Medeiros explicou também que o platô da curva epidêmica – que
representaria uma estabilização no número de novos casos – não foi atingido no
país.
“A gente, a cada semana, vai analisando os dados”, disse o secretário.
“Esta é uma doença que estamos aprendendo com ela, e a cada semana, os dados
nos mostram tendências. Quando a gente fala que a gente está caminhando para
uma estabilização, a ideia do platô, é na verdade, uma estabilização de casos,
ou uma redução de casos. É o comportamento da semana epidemiológica, a cada
semana epidemiológica, mas isso a gente vai analisando a cada semana.”
Além disso, ele destacou que, em algumas regiões, houve queda no número
de mortes, mas reforçou que “chegar no platô” não significa o fim da epidemia.
“O que temos de bastante significativa e os dados mostram é que em
algumas regiões o número de óbitos das ultimas duas, três semanas vem
diminuindo”, disse o secretário. “Quando a gente fala de chegar no platô, não
to dizendo que encerrou, mas vamos avaliando a cada semana epidemiológica.”
Testagem em massa
Além disso, segundo Medeiros, dos 46 milhões de testes aplicados no
atendimento básico, a metade será do tipo RT-PCR – mais precisos –, e a outra
metade, testes rápidos – de anticorpos.
Não mudam as recomendações iniciais de testagem, e pacientes
hospitalizados e mortes continuam sendo avaliados para a presença do vírus no
organismo.
“Hoje essa testagem está mais concentrada em coleta de 100% dos casos
internados com SRAG (Síndrome Respiratória Aguda Grave)”, disse Medeiros em
entrevista coletiva. Profissionais de saúde e de segurança pública também serão
testados ainda que não apresentem sintomas.
Interiorização dos casos
A nova diretriz da pasta é voltada para os municípios do interior, que
começam a registrar um aumento no número de casos de coronavírus. Além disso,
Medeiros reforçou que mais testes serão expandidos para as unidades-sentinela,
que servem como apoio para a vigilância epidemiológica no país.
“Junto à atenção básica, nos centros de atendimento de Covid,
coletaremos 100% dos pacientes com síndrome gripal, nos demais serviços de
saúde vamos coletar todos os casos de síndrome gripal”, explicou Medeiros.

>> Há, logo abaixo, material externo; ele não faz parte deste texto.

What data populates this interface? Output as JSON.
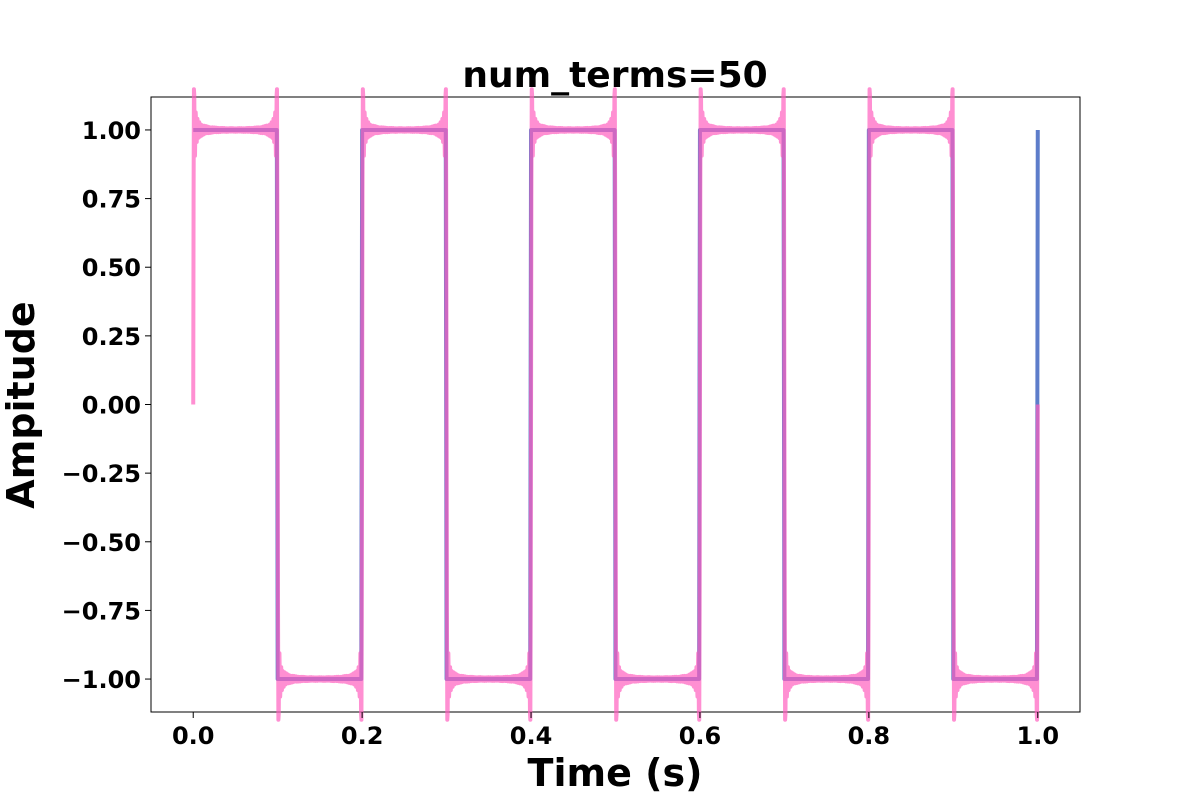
{
  "chart_data": {
    "type": "line",
    "title": "num_terms=50",
    "xlabel": "Time (s)",
    "ylabel": "Ampitude",
    "xlim": [
      -0.05,
      1.05
    ],
    "ylim": [
      -1.12,
      1.12
    ],
    "x_ticks": [
      0.0,
      0.2,
      0.4,
      0.6,
      0.8,
      1.0
    ],
    "x_tick_labels": [
      "0.0",
      "0.2",
      "0.4",
      "0.6",
      "0.8",
      "1.0"
    ],
    "y_ticks": [
      1.0,
      0.75,
      0.5,
      0.25,
      0.0,
      -0.25,
      -0.5,
      -0.75,
      -1.0
    ],
    "y_tick_labels": [
      "1.00",
      "0.75",
      "0.50",
      "0.25",
      "0.00",
      "−0.25",
      "−0.50",
      "−0.75",
      "−1.00"
    ],
    "grid": false,
    "series": [
      {
        "color": "#4b6fc4",
        "opacity": 0.9,
        "kind": "square_wave",
        "frequency": 5,
        "amplitude": 1,
        "x_start": 0.0,
        "x_end": 1.0
      },
      {
        "color": "#ff5fbf",
        "opacity": 0.7,
        "kind": "fourier_square_approximation",
        "num_terms": 50,
        "frequency": 5,
        "x_start": 0.0,
        "x_end": 1.0
      }
    ]
  }
}
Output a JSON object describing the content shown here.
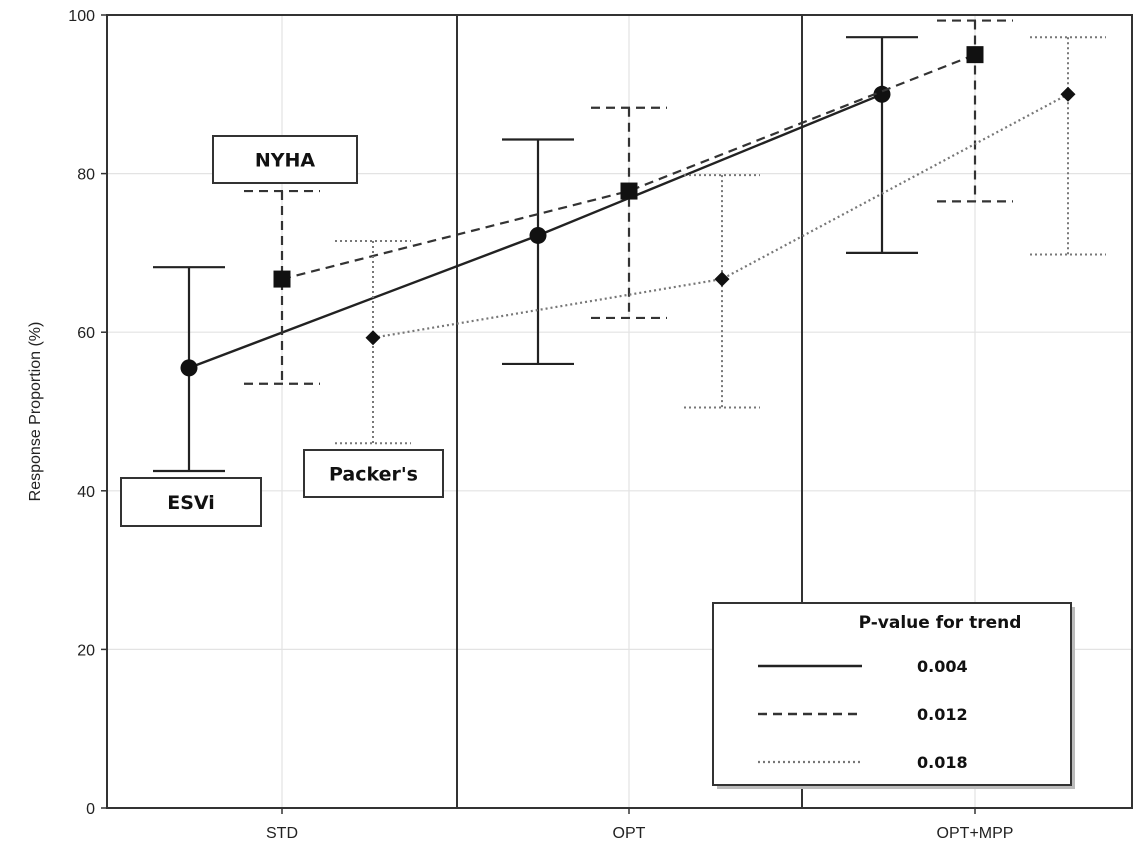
{
  "chart_data": {
    "type": "line",
    "title": "",
    "xlabel": "",
    "ylabel": "Response Proportion (%)",
    "ylim": [
      0,
      100
    ],
    "yticks": [
      0,
      20,
      40,
      60,
      80,
      100
    ],
    "categories": [
      "STD",
      "OPT",
      "OPT+MPP"
    ],
    "grid": true,
    "series": [
      {
        "name": "ESVi",
        "line_style": "solid",
        "marker": "circle",
        "values": [
          55.5,
          72.2,
          90.0
        ],
        "ci_low": [
          42.5,
          56.0,
          70.0
        ],
        "ci_high": [
          68.2,
          84.3,
          97.2
        ]
      },
      {
        "name": "NYHA",
        "line_style": "dashed",
        "marker": "square",
        "values": [
          66.7,
          77.8,
          95.0
        ],
        "ci_low": [
          53.5,
          61.8,
          76.5
        ],
        "ci_high": [
          77.8,
          88.3,
          99.3
        ]
      },
      {
        "name": "Packer's",
        "line_style": "dotted",
        "marker": "diamond",
        "values": [
          59.3,
          66.7,
          90.0
        ],
        "ci_low": [
          46.0,
          50.5,
          69.8
        ],
        "ci_high": [
          71.5,
          79.8,
          97.2
        ]
      }
    ],
    "series_labels": [
      "NYHA",
      "Packer's",
      "ESVi"
    ],
    "legend": {
      "placement": "bottom-right",
      "title": "P-value for trend",
      "entries": [
        {
          "style": "solid",
          "label": "0.004"
        },
        {
          "style": "dashed",
          "label": "0.012"
        },
        {
          "style": "dotted",
          "label": "0.018"
        }
      ]
    }
  }
}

Síndrome gripal é como são conhecidos os sintomas mais leves da
Covid-19, como febre, coriza e tosse. Estes são os sinais presentes em
pacientes com quadros leves da doença, que não chegam a ter falta de ar, ou a
necessidade de ventilação mecânica.
Centros de testagem
As amostras coletadas serão levadas para o laboratório central (Lacen)
local – todos os estados e o Distrito Federal têm um destes. Os centros têm a
capacidade técnica de análise das amostras, mas caso o laboratório não tiver
capacidade de analisar todo o material, ele será levado para uma central de
testagem.
Se o laboratório não tiver capacidade de analisar todo o material, ele
será levado para uma central de testagem com maior capacidade de análise: na
Fiocruz do Rio de Janeiro e do Paraná e o complexo Dasa, em São Paulo.